Today the Faroes, 170 miles or so north-west of Shetland, belong to the realm of Denmark. But they run most of their own affairs.

Now, in a debate that will be familiar to Scottish readers, the 49,000 islanders continue to mull whether to foster the Danish bond, or move towards full independence.

HeraldScotland: The Faroe Islands

A referendum in 1946 brought a narrow Yes for the latter, but Copenhagen quashed any follow-up.

The current self-rule agreement lets the Faroese decide whether and when to seek a split.

But public opinion seems nicely balanced on the matter, with many even on the pro-independence side favouring baby steps, in an echo of the gradualist wing of the SNP.

The last government, elected in 2011, had a clear-cut stance.

It was centre-right on the left-right scale and based its economic policies on austerity.

On sovereignty issues it tried to move closer to Copenhagen, though failing to win an increase in Denmark’s subsidy to the Faroese budget (now around seven per cent of public income).

It abolished a separate foreign ministry, bringing Faroese diplomats directly under control of the prime minister, Kaj Leo Holm Johannesen, pictured below.

HeraldScotland:

Politics have been rough in the Faroes in recent years.

Originally with four parties, this coalition lost one in 2013 when a minister was accused of improperly handling an expensive tunnel-building project.

Opinion polls began to shift, favouring rather the main left-wing alternative, Social Democrats, and the pro-independence Republic party. A Progress party that split off from the traditional conservatives, with a more open policy on social issues and autonomy, also did well in opposition.
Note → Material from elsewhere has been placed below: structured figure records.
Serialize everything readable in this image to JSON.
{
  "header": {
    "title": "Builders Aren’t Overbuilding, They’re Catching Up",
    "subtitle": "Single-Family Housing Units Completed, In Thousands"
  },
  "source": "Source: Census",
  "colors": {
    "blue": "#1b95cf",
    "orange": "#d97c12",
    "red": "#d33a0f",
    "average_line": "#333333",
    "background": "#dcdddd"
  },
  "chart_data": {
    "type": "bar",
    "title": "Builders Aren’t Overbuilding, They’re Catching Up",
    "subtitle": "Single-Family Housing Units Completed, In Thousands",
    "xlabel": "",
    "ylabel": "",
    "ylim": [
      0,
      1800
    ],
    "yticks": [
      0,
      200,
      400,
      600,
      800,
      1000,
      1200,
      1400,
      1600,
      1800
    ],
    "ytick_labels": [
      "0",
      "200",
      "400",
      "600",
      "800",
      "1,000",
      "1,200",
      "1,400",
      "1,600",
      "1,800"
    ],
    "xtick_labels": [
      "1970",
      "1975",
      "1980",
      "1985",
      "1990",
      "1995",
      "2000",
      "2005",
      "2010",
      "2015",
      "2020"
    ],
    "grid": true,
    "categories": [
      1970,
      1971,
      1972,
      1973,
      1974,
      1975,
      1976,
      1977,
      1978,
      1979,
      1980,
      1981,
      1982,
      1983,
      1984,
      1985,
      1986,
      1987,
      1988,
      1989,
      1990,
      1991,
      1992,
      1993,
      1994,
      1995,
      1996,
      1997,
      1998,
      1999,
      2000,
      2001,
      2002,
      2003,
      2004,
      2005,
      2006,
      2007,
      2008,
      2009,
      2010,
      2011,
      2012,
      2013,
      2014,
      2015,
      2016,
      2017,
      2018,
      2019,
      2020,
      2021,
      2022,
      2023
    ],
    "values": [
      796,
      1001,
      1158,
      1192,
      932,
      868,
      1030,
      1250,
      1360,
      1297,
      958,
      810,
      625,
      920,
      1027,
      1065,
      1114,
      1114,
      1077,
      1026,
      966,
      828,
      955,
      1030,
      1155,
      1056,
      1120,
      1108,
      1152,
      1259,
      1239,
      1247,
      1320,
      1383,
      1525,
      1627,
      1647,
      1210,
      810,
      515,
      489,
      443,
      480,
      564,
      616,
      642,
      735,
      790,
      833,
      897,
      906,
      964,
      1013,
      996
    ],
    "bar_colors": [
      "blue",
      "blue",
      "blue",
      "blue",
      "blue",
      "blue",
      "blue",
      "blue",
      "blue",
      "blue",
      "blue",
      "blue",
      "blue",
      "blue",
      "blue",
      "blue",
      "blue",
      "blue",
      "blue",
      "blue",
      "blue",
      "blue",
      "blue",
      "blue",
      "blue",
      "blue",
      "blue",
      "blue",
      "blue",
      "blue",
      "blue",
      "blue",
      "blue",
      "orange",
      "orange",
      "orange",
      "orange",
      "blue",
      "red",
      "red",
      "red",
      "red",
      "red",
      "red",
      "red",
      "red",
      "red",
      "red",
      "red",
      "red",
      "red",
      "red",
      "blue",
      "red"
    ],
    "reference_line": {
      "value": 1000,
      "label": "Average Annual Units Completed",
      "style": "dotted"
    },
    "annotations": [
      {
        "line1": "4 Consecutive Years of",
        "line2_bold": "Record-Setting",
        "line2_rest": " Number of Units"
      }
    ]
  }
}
The beginning of the end came in mid-2015 when the prime minister was accused of complicity in the tunnel affair.

Johannesen decided to call new elections. He maintained his innocence, however, and led his Union party into the election campaign.

The outcome was more dramatic than many expected.

A clear swing to the Social Democrats (SD), Progress party, and the two pro-independence parties (Republic and New Self-rule) made the SD leader Aksel Johannesen (no relation) the obvious Prime Minister.

HeraldScotland:

Mr Johannsen, pictured above, formed his coalition with the Republic and Progress Parties.

A majority of Faroese voters thus opted for the left-centre platform of a more socially balanced and pro-welfare policy.

The new coalition promised long-term stability through guided economic development, combined with reforms in the dominant fisheries sector to maximize public as well as private benefit.

While the SDs as largest party are not pro-independence overall, the election results included clear prompting for further moves on the autonomy front.

But the vote also showcased another issue that surprised many observers. Faroese society has long been depicted as conservative with a small "c", partly because of strong Lutheran Church influence.

On gender issues and notably LGBT rights, it has lagged behind the typically open-minded Nordic norm.

In the new elections a prominent lesbian called Sonja Jógvansdóttir – incidentally living with a female former minister – was the second most popular candidate on the SD list, gaining half as many personal votes as the new prime minister.

HeraldScotland: Sonja Sonja

Overall one in three of the new MPs are women, an all-time record.

Their small scale notwithstanding, Faroese politics can be as volatile as any others. When the new coalition failed to include a gay marriage provision, Ms Jógvansdóttir quit her party, while offering firm support for all other government measures. The new prime minister meanwhile gave a record four out of seven ministerial posts to women.

A string of other personal and party moves has left Mr Johannesen’s coalition with 16 firm seats out of the parliament’s 33, but with three further pledges of support.

What of the independence issue? An SD-led government won't go for it outright, but there is a strong whiff of change. The coalition programme calls for freezing and then reducing the Danish subsidy and re-establishes a foreign office under a pro-independence minister.

The government will move fast on drafting a new Faroese constitution and put a draft to a national referendum as early as 2017. That vote may well signal how strong and lasting the current move to greater autonomy really is.